Zed used his hands to steer his body, so he was facing the big white truck in the gravel drive marked “Mystic Bayou Parish.” A man, blond with a straight square jaw and full lips that had fallen open in shock, was standing beside the open passenger side door. He seemed frozen in place, though Ingrid wasn’t sure whether it was from shock or the fear that she would turn the tree on him.

“You wanna help me out here, Dr. Assface?” Zed asked.

But “Dr. Assface” just stayed frozen, gaping at Ingrid like a stunned cod.

“You stay right there,” she warned him.

He continued with the impression of a cod, so she considered that compliance.

“Gah,” Zed grumbled. “Lady, please just let me down.”

“How do I know you are who you say you are?” Ingrid asked.

“Take my cell phone off the ground,” he said, nodding to a sturdy looking smart phone that had fallen out of his pocket during his hog-tying. “Press ‘Work’ in the contacts, you’ll be connected to the Parish Hall. Ask for Sheriff Bael Boone, he’ll vouch for me.”

Ingrid edged toward him to snatch his phone off the grass. The wallpaper was a picture of a lovely, curvy brunette wearing oversized purple sunglasses, and posing pin-up style in a bikini printed with tiny llamas. Ingrid had to assume this was the man’s girlfriend. Brave woman.

“No pass code?” Ingrid asked, searching through his contacts.

“Dani got tired of resetting the thing every time I forgot it,” he grumbled.

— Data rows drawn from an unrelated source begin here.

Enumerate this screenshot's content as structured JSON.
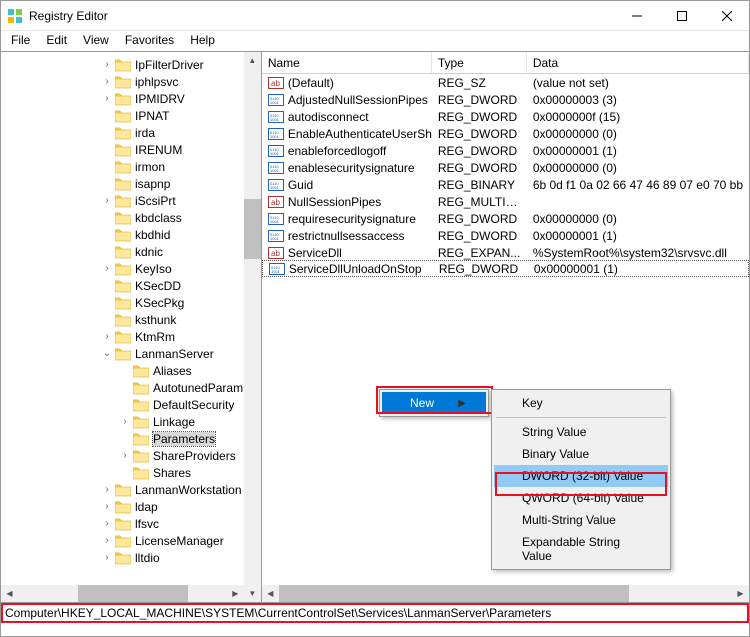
{
  "window": {
    "title": "Registry Editor"
  },
  "menubar": [
    "File",
    "Edit",
    "View",
    "Favorites",
    "Help"
  ],
  "tree": [
    {
      "indent": 100,
      "expand": ">",
      "label": "IpFilterDriver"
    },
    {
      "indent": 100,
      "expand": ">",
      "label": "iphlpsvc"
    },
    {
      "indent": 100,
      "expand": ">",
      "label": "IPMIDRV"
    },
    {
      "indent": 100,
      "expand": "",
      "label": "IPNAT"
    },
    {
      "indent": 100,
      "expand": "",
      "label": "irda"
    },
    {
      "indent": 100,
      "expand": "",
      "label": "IRENUM"
    },
    {
      "indent": 100,
      "expand": "",
      "label": "irmon"
    },
    {
      "indent": 100,
      "expand": "",
      "label": "isapnp"
    },
    {
      "indent": 100,
      "expand": ">",
      "label": "iScsiPrt"
    },
    {
      "indent": 100,
      "expand": "",
      "label": "kbdclass"
    },
    {
      "indent": 100,
      "expand": "",
      "label": "kbdhid"
    },
    {
      "indent": 100,
      "expand": "",
      "label": "kdnic"
    },
    {
      "indent": 100,
      "expand": ">",
      "label": "KeyIso"
    },
    {
      "indent": 100,
      "expand": "",
      "label": "KSecDD"
    },
    {
      "indent": 100,
      "expand": "",
      "label": "KSecPkg"
    },
    {
      "indent": 100,
      "expand": "",
      "label": "ksthunk"
    },
    {
      "indent": 100,
      "expand": ">",
      "label": "KtmRm"
    },
    {
      "indent": 100,
      "expand": "v",
      "label": "LanmanServer"
    },
    {
      "indent": 118,
      "expand": "",
      "label": "Aliases"
    },
    {
      "indent": 118,
      "expand": "",
      "label": "AutotunedParam"
    },
    {
      "indent": 118,
      "expand": "",
      "label": "DefaultSecurity"
    },
    {
      "indent": 118,
      "expand": ">",
      "label": "Linkage"
    },
    {
      "indent": 118,
      "expand": "",
      "label": "Parameters",
      "selected": true
    },
    {
      "indent": 118,
      "expand": ">",
      "label": "ShareProviders"
    },
    {
      "indent": 118,
      "expand": "",
      "label": "Shares"
    },
    {
      "indent": 100,
      "expand": ">",
      "label": "LanmanWorkstation"
    },
    {
      "indent": 100,
      "expand": ">",
      "label": "ldap"
    },
    {
      "indent": 100,
      "expand": ">",
      "label": "lfsvc"
    },
    {
      "indent": 100,
      "expand": ">",
      "label": "LicenseManager"
    },
    {
      "indent": 100,
      "expand": ">",
      "label": "lltdio"
    }
  ],
  "list": {
    "columns": [
      "Name",
      "Type",
      "Data"
    ],
    "rows": [
      {
        "icon": "ab",
        "name": "(Default)",
        "type": "REG_SZ",
        "data": "(value not set)"
      },
      {
        "icon": "bin",
        "name": "AdjustedNullSessionPipes",
        "type": "REG_DWORD",
        "data": "0x00000003 (3)"
      },
      {
        "icon": "bin",
        "name": "autodisconnect",
        "type": "REG_DWORD",
        "data": "0x0000000f (15)"
      },
      {
        "icon": "bin",
        "name": "EnableAuthenticateUserSha...",
        "type": "REG_DWORD",
        "data": "0x00000000 (0)"
      },
      {
        "icon": "bin",
        "name": "enableforcedlogoff",
        "type": "REG_DWORD",
        "data": "0x00000001 (1)"
      },
      {
        "icon": "bin",
        "name": "enablesecuritysignature",
        "type": "REG_DWORD",
        "data": "0x00000000 (0)"
      },
      {
        "icon": "bin",
        "name": "Guid",
        "type": "REG_BINARY",
        "data": "6b 0d f1 0a 02 66 47 46 89 07 e0 70 bb"
      },
      {
        "icon": "ab",
        "name": "NullSessionPipes",
        "type": "REG_MULTI_...",
        "data": ""
      },
      {
        "icon": "bin",
        "name": "requiresecuritysignature",
        "type": "REG_DWORD",
        "data": "0x00000000 (0)"
      },
      {
        "icon": "bin",
        "name": "restrictnullsessaccess",
        "type": "REG_DWORD",
        "data": "0x00000001 (1)"
      },
      {
        "icon": "ab",
        "name": "ServiceDll",
        "type": "REG_EXPAN...",
        "data": "%SystemRoot%\\system32\\srvsvc.dll"
      },
      {
        "icon": "bin",
        "name": "ServiceDllUnloadOnStop",
        "type": "REG_DWORD",
        "data": "0x00000001 (1)",
        "selected": true
      }
    ]
  },
  "context1": {
    "label": "New"
  },
  "context2": {
    "items": [
      {
        "label": "Key"
      },
      {
        "sep": true
      },
      {
        "label": "String Value"
      },
      {
        "label": "Binary Value"
      },
      {
        "label": "DWORD (32-bit) Value",
        "highlight": true
      },
      {
        "label": "QWORD (64-bit) Value"
      },
      {
        "label": "Multi-String Value"
      },
      {
        "label": "Expandable String Value"
      }
    ]
  },
  "statusbar": "Computer\\HKEY_LOCAL_MACHINE\\SYSTEM\\CurrentControlSet\\Services\\LanmanServer\\Parameters"
}
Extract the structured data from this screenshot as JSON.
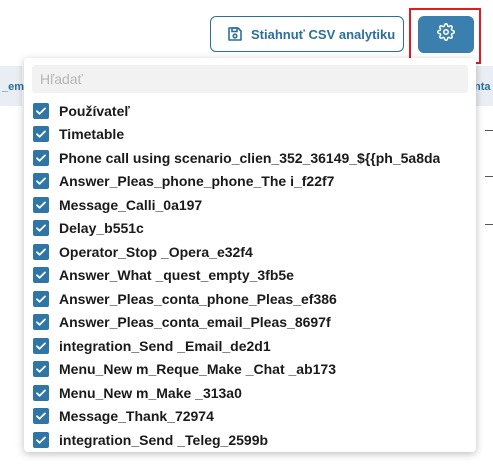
{
  "toolbar": {
    "csv_button_label": "Stiahnuť CSV analytiku",
    "csv_icon": "save-icon",
    "settings_icon": "gear-icon"
  },
  "table_peek": {
    "left_header": "_em",
    "right_header": "nta"
  },
  "dropdown": {
    "search_placeholder": "Hľadať",
    "options": [
      {
        "label": "Používateľ",
        "checked": true
      },
      {
        "label": "Timetable",
        "checked": true
      },
      {
        "label": "Phone call using scenario_clien_352_36149_${{ph_5a8da",
        "checked": true
      },
      {
        "label": "Answer_Pleas_phone_phone_The i_f22f7",
        "checked": true
      },
      {
        "label": "Message_Calli_0a197",
        "checked": true
      },
      {
        "label": "Delay_b551c",
        "checked": true
      },
      {
        "label": "Operator_Stop _Opera_e32f4",
        "checked": true
      },
      {
        "label": "Answer_What _quest_empty_3fb5e",
        "checked": true
      },
      {
        "label": "Answer_Pleas_conta_phone_Pleas_ef386",
        "checked": true
      },
      {
        "label": "Answer_Pleas_conta_email_Pleas_8697f",
        "checked": true
      },
      {
        "label": "integration_Send _Email_de2d1",
        "checked": true
      },
      {
        "label": "Menu_New m_Reque_Make _Chat _ab173",
        "checked": true
      },
      {
        "label": "Menu_New m_Make _313a0",
        "checked": true
      },
      {
        "label": "Message_Thank_72974",
        "checked": true
      },
      {
        "label": "integration_Send _Teleg_2599b",
        "checked": true
      }
    ]
  },
  "colors": {
    "accent": "#2c6f9c",
    "checkbox": "#2f76a6",
    "highlight": "#e01b24"
  }
}
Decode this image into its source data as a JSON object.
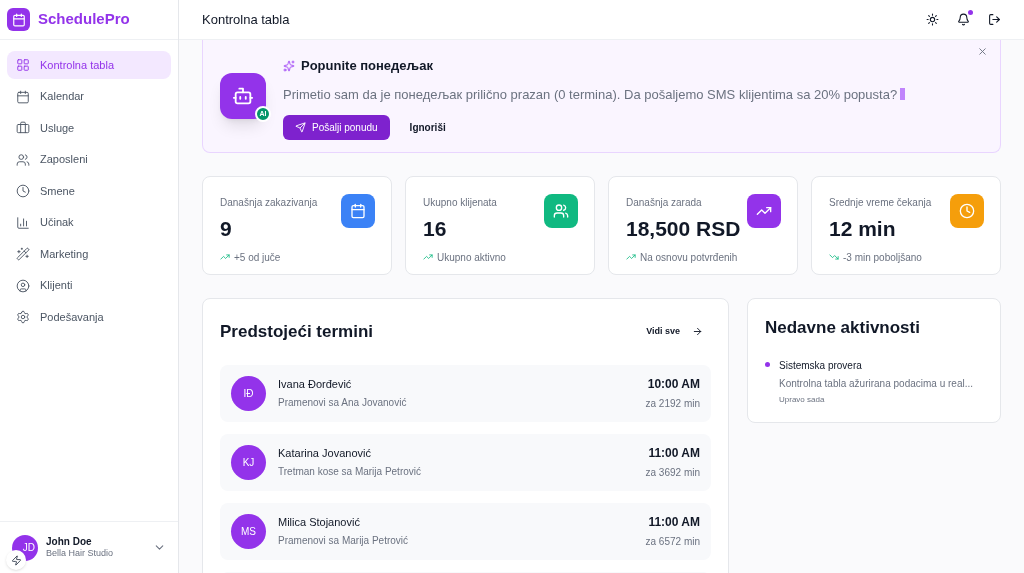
{
  "brand": "SchedulePro",
  "sidebar": {
    "items": [
      {
        "label": "Kontrolna tabla",
        "selected": true
      },
      {
        "label": "Kalendar",
        "selected": false
      },
      {
        "label": "Usluge",
        "selected": false
      },
      {
        "label": "Zaposleni",
        "selected": false
      },
      {
        "label": "Smene",
        "selected": false
      },
      {
        "label": "Učinak",
        "selected": false
      },
      {
        "label": "Marketing",
        "selected": false
      },
      {
        "label": "Klijenti",
        "selected": false
      },
      {
        "label": "Podešavanja",
        "selected": false
      }
    ],
    "user": {
      "initials": "JD",
      "name": "John Doe",
      "studio": "Bella Hair Studio"
    }
  },
  "header": {
    "title": "Kontrolna tabla",
    "notification_dot": true
  },
  "banner": {
    "title": "Popunite понедељак",
    "badge": "AI",
    "message": "Primetio sam da je понедељак prilično prazan (0 termina). Da pošaljemo SMS klijentima sa 20% popusta?",
    "primary": "Pošalji ponudu",
    "secondary": "Ignoriši"
  },
  "stats": [
    {
      "label": "Današnja zakazivanja",
      "value": "9",
      "note": "+5 od juče",
      "rising": true,
      "color": "#3b82f6"
    },
    {
      "label": "Ukupno klijenata",
      "value": "16",
      "note": "Ukupno aktivno",
      "rising": true,
      "color": "#10b981"
    },
    {
      "label": "Današnja zarada",
      "value": "18,500 RSD",
      "note": "Na osnovu potvrđenih",
      "rising": true,
      "color": "#9333ea"
    },
    {
      "label": "Srednje vreme čekanja",
      "value": "12 min",
      "note": "-3 min poboljšano",
      "rising": false,
      "color": "#f59e0b"
    }
  ],
  "appointments": {
    "title": "Predstojeći termini",
    "link": "Vidi sve",
    "items": [
      {
        "initials": "IĐ",
        "name": "Ivana Đorđević",
        "service": "Pramenovi sa Ana Jovanović",
        "time": "10:00 AM",
        "eta": "za 2192 min"
      },
      {
        "initials": "KJ",
        "name": "Katarina Jovanović",
        "service": "Tretman kose sa Marija Petrović",
        "time": "11:00 AM",
        "eta": "za 3692 min"
      },
      {
        "initials": "MS",
        "name": "Milica Stojanović",
        "service": "Pramenovi sa Marija Petrović",
        "time": "11:00 AM",
        "eta": "za 6572 min"
      }
    ]
  },
  "activity": {
    "title": "Nedavne aktivnosti",
    "items": [
      {
        "title": "Sistemska provera",
        "text": "Kontrolna tabla ažurirana podacima u real...",
        "time": "Upravo sada"
      }
    ]
  }
}
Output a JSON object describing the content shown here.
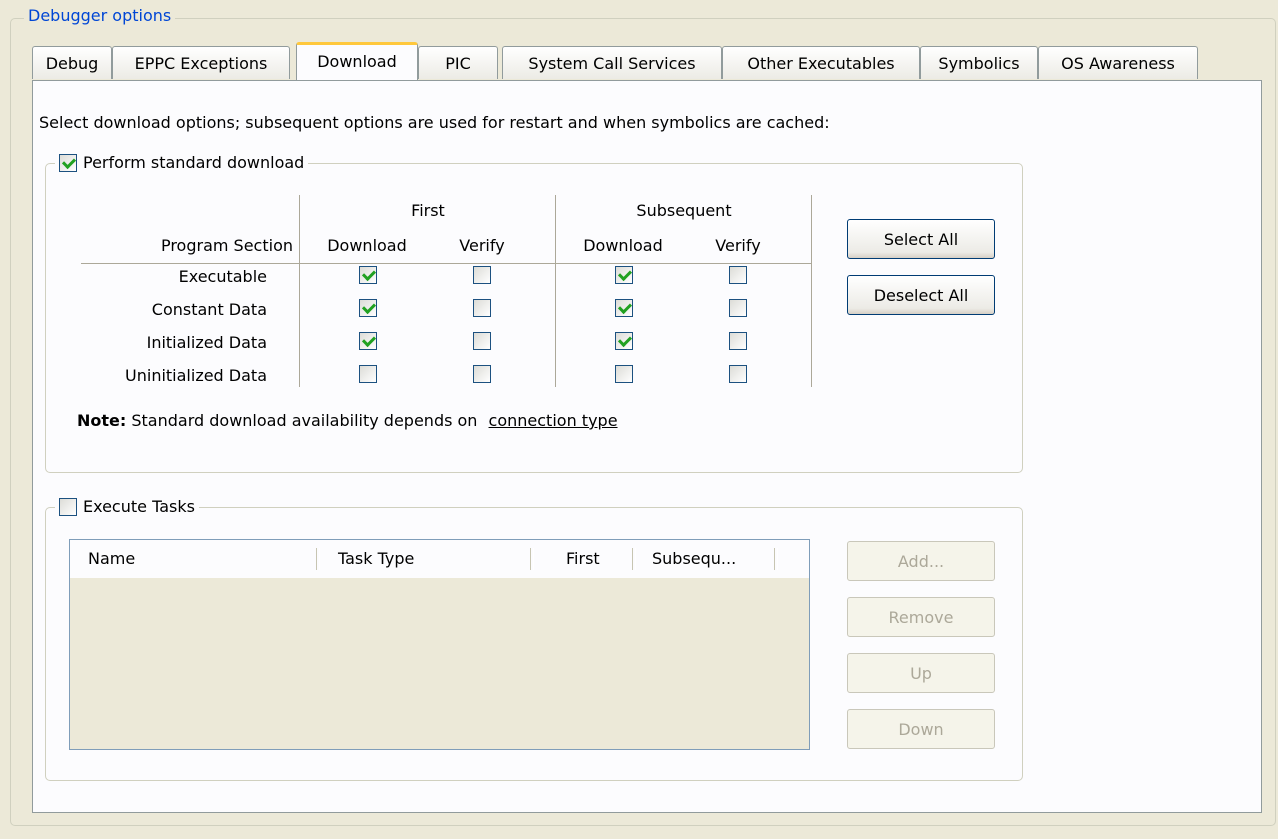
{
  "group_title": "Debugger options",
  "tabs": [
    {
      "label": "Debug"
    },
    {
      "label": "EPPC Exceptions"
    },
    {
      "label": "Download"
    },
    {
      "label": "PIC"
    },
    {
      "label": "System Call Services"
    },
    {
      "label": "Other Executables"
    },
    {
      "label": "Symbolics"
    },
    {
      "label": "OS Awareness"
    }
  ],
  "active_tab": "Download",
  "instructions": "Select download options; subsequent options are used for restart and when symbolics are cached:",
  "standard_download": {
    "label": "Perform standard download",
    "checked": true,
    "headers": {
      "program_section": "Program Section",
      "first": "First",
      "subsequent": "Subsequent",
      "download": "Download",
      "verify": "Verify"
    },
    "rows": [
      {
        "label": "Executable",
        "first_download": true,
        "first_verify": false,
        "sub_download": true,
        "sub_verify": false
      },
      {
        "label": "Constant Data",
        "first_download": true,
        "first_verify": false,
        "sub_download": true,
        "sub_verify": false
      },
      {
        "label": "Initialized Data",
        "first_download": true,
        "first_verify": false,
        "sub_download": true,
        "sub_verify": false
      },
      {
        "label": "Uninitialized Data",
        "first_download": false,
        "first_verify": false,
        "sub_download": false,
        "sub_verify": false
      }
    ],
    "select_all_label": "Select All",
    "deselect_all_label": "Deselect All",
    "note_label": "Note:",
    "note_text": "Standard download availability depends on",
    "note_link": "connection type"
  },
  "execute_tasks": {
    "label": "Execute Tasks",
    "checked": false,
    "columns": [
      "Name",
      "Task Type",
      "First",
      "Subsequ..."
    ],
    "buttons": {
      "add": "Add...",
      "remove": "Remove",
      "up": "Up",
      "down": "Down"
    }
  },
  "colors": {
    "window_bg": "#ece9d8",
    "panel_bg": "#fcfcfe",
    "group_title": "#0046d5",
    "active_tab_accent": "#ffc83c",
    "check_mark": "#21a121"
  }
}
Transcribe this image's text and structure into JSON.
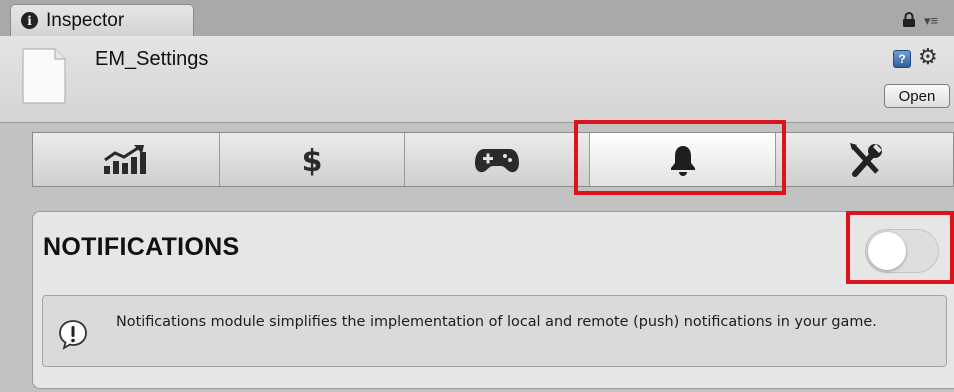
{
  "inspector_tab": {
    "title": "Inspector",
    "info_icon": "info-circle-icon",
    "lock_icon": "lock-icon",
    "menu_icon": "panel-menu-icon"
  },
  "header": {
    "asset_name": "EM_Settings",
    "help_icon": "help-book-icon",
    "settings_icon": "gear-dropdown-icon",
    "open_label": "Open"
  },
  "toolbar": {
    "buttons": [
      {
        "id": "analytics",
        "icon": "growth-chart-icon",
        "active": false
      },
      {
        "id": "monetization",
        "icon": "dollar-icon",
        "active": false
      },
      {
        "id": "gaming",
        "icon": "gamepad-icon",
        "active": false
      },
      {
        "id": "notifications",
        "icon": "bell-icon",
        "active": true
      },
      {
        "id": "utilities",
        "icon": "wrench-screwdriver-icon",
        "active": false
      }
    ]
  },
  "notifications": {
    "title": "NOTIFICATIONS",
    "enabled": false,
    "help_text": "Notifications module simplifies the implementation of local and remote (push) notifications in your game."
  },
  "colors": {
    "highlight": "#d9141b",
    "toolbar_active": "#ffffff",
    "panel_background": "#c2c2c2"
  }
}
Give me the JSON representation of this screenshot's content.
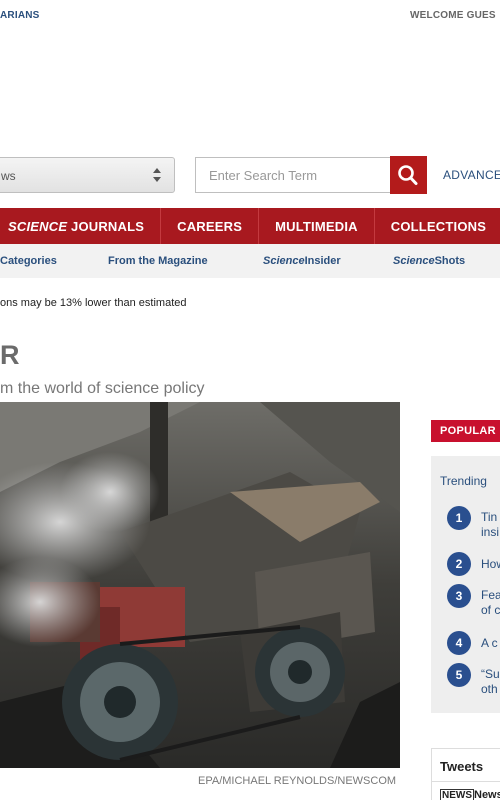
{
  "top_bar": {
    "left_link": "ARIANS",
    "right_text": "WELCOME GUES"
  },
  "search": {
    "category_value": "ws",
    "placeholder": "Enter Search Term",
    "advanced_label": "ADVANCE"
  },
  "nav": {
    "items": [
      {
        "label_italic": "SCIENCE",
        "label": " JOURNALS"
      },
      {
        "label": "CAREERS"
      },
      {
        "label": "MULTIMEDIA"
      },
      {
        "label": "COLLECTIONS"
      }
    ]
  },
  "subnav": {
    "items": [
      {
        "label": "Categories"
      },
      {
        "label": "From the Magazine"
      },
      {
        "label_italic": "Science",
        "label": "Insider"
      },
      {
        "label_italic": "Science",
        "label": "Shots"
      }
    ]
  },
  "breaking": "ons may be 13% lower than estimated",
  "article": {
    "heading": "R",
    "subheading": "m the world of science policy",
    "image_credit": "EPA/MICHAEL REYNOLDS/NEWSCOM",
    "caption": "......................"
  },
  "sidebar": {
    "popular_label": "POPULAR",
    "trending_label": "Trending",
    "trending_items": [
      {
        "num": "1",
        "line1": "Tin",
        "line2": "insi"
      },
      {
        "num": "2",
        "line1": "How",
        "line2": ""
      },
      {
        "num": "3",
        "line1": "Fea",
        "line2": "of c"
      },
      {
        "num": "4",
        "line1": "A c",
        "line2": ""
      },
      {
        "num": "5",
        "line1": "“Su",
        "line2": "oth"
      }
    ],
    "tweets_label": "Tweets",
    "news_badge": "NEWS",
    "news_text": "News"
  },
  "colors": {
    "nav_red": "#a8191f",
    "popular_red": "#c8102e",
    "link_blue": "#2a4f7d",
    "trend_circle": "#2a4f8f"
  },
  "icons": [
    "sort-arrows-icon",
    "search-icon"
  ]
}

She pressed “Work” and the phone rang. A soft voice with a slight Mediterranean accent answered and Ingrid recognized it almost immediately. “Teresa?”

“Ingrid?” the voice asked. “How did you get Zed’s phone? Is he all right?”

“He is a little tied up, at the moment,” Ingrid said.

“Oh, ha-freaking-ha,” Zed called as he spun.

Ingrid pulled the phone away from her face to check the number.

“How do you know my Realtor?” Ingrid asked Zed.

“Your Realtor has been running the parish hall since I was a cub. She likes to have multiple jobs. It’s natural for a shifter with so many arms!” Zed said.

“Are you at the house? Oh, I wanted to be with you the first time you saw it in person, but I’m busier than a bumblebee at a flower show today. What do you think?” Teresa asked.

“Could you please connect me with Sheriff Bael Boone? Zed would like me to speak to him,” Ingrid said.

“Is he stuck in a bear trap again? You’d be surprised how often that happens,” Teresa said.